Minituiarisierung bei Erhöhung der Integrationsdichte (Anzahl der Transistoren je Chip) und kürzere Schaltzeiten sind die Ziele der Mikroelektronik, die die Computer der vierten Generation charakterisiert.

Die unmittelbaren Folgen der rasant zunehmenden Integrationsdichte (Verdoppelung alle 2 bis 3 Jahre) sind in der wachsenden Leistungsfähigkeit der ICs bei gleichzeitig sinkendem Preis je Transistorfunktion zu sehen. Dadurch kann die Mikroelektronik auch dort eingesetzt werden, wo früher die traditionelle „Elektronik“ noch nicht leistungsfähig, klein und wirtschaftlich genug war. Der Einzug der Mikroelektronik in Taschenrechnern und Uhren ist ein Beispiel für den technologischen und wirtschaftlichen Durchbruch.

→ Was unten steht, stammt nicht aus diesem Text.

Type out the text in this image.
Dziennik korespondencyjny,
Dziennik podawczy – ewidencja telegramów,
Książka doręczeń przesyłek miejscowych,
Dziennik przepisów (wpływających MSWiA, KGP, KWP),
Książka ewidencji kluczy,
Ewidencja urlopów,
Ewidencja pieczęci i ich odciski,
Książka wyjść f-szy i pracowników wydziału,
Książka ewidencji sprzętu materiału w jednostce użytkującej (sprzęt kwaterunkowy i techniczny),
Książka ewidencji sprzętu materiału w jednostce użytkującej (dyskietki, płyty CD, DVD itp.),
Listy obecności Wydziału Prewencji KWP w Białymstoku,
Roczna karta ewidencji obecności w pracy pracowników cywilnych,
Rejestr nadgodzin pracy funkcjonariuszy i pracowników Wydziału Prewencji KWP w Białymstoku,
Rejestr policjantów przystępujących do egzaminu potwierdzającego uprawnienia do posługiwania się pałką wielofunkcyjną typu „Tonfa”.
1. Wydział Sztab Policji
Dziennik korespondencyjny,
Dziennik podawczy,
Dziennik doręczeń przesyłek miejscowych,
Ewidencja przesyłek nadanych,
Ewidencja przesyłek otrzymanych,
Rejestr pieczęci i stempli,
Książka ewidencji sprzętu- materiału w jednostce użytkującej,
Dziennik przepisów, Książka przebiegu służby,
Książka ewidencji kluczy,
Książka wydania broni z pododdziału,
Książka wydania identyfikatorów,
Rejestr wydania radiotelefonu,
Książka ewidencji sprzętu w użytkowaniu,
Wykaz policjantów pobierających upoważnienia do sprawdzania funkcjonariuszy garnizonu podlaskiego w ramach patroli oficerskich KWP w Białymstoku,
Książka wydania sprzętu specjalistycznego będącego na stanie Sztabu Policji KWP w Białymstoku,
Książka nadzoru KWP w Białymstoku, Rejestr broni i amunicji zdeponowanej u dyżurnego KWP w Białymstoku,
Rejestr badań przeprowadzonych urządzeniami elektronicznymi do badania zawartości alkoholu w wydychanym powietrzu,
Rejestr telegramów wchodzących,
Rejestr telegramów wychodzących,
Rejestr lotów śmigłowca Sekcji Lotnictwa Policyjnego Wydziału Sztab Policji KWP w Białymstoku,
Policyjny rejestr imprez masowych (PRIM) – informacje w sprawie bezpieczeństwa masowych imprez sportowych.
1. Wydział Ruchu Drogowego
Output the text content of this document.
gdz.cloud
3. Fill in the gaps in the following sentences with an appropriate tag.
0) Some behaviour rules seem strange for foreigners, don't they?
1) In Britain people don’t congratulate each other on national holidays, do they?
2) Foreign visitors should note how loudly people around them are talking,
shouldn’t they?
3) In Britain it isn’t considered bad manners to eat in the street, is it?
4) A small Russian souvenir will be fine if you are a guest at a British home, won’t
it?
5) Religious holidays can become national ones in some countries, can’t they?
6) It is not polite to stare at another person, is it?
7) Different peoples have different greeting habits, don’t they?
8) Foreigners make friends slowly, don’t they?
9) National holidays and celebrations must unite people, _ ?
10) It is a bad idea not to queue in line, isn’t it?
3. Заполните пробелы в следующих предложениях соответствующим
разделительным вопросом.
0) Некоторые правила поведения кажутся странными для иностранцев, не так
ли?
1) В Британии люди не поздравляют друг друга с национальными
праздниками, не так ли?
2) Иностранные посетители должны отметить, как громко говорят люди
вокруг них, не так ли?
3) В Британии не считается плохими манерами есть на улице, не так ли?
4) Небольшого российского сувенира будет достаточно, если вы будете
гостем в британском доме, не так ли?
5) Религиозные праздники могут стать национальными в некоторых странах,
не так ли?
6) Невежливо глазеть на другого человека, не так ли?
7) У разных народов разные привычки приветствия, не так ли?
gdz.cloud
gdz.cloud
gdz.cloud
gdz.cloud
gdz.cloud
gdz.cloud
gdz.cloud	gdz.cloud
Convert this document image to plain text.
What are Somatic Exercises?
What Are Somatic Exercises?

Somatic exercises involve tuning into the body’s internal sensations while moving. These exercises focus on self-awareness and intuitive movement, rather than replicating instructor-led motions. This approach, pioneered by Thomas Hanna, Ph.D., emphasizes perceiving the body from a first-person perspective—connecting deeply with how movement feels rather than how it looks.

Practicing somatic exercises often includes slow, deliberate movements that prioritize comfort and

Die computergestützte numerische Werkzeugmaschinensteuerung, meist abgekürzt CNC (Computer Numerical Control), und der Großcomputer demonstrieren das Leistungsvermögen der modernen Mikroelektronik.

Mit den Computern der fünften Generation werden Expertensysteme angestrebt, die mit Hilfe von gespeichertem Wissen Aufgaben innerhalb eines Spezialgebietes selbständig lösen können. Der Mensch-Maschine-Dialog in der Umgangssprache ist heute schon keine Utopie mehr.

Bei der Informationstechnik bzw. Informationselektronik geht es nicht um energetische Prozesse, sondern um die Darstellung, Verarbeitung, Speicherung und Übertragung von Informationen mit Hilfe elektrischer Signale. Die elektrischen Impulse sind hier Informationsträger, ähnlich wie die Schallwellen Informationsträger des gesprochenen Wortes sind. Unter Mikroelektronik versteht man hier stets Informationselektronik. Die Mikroelektronik ist also eine Technologie zur Informationsverarbeitung, wie sie uns etwa in der Ablaufsteuerung des mechanischen Uhrwerks oder in der Steuerung von Verbrennungsmotoren vertraut ist. Sie eröffnet neue, kaum vorstellbare Möglichkeiten, da es in der gesamten Menschheitsgeschichte keine auch nur annähernd vergleichbare Technologie gegeben hat.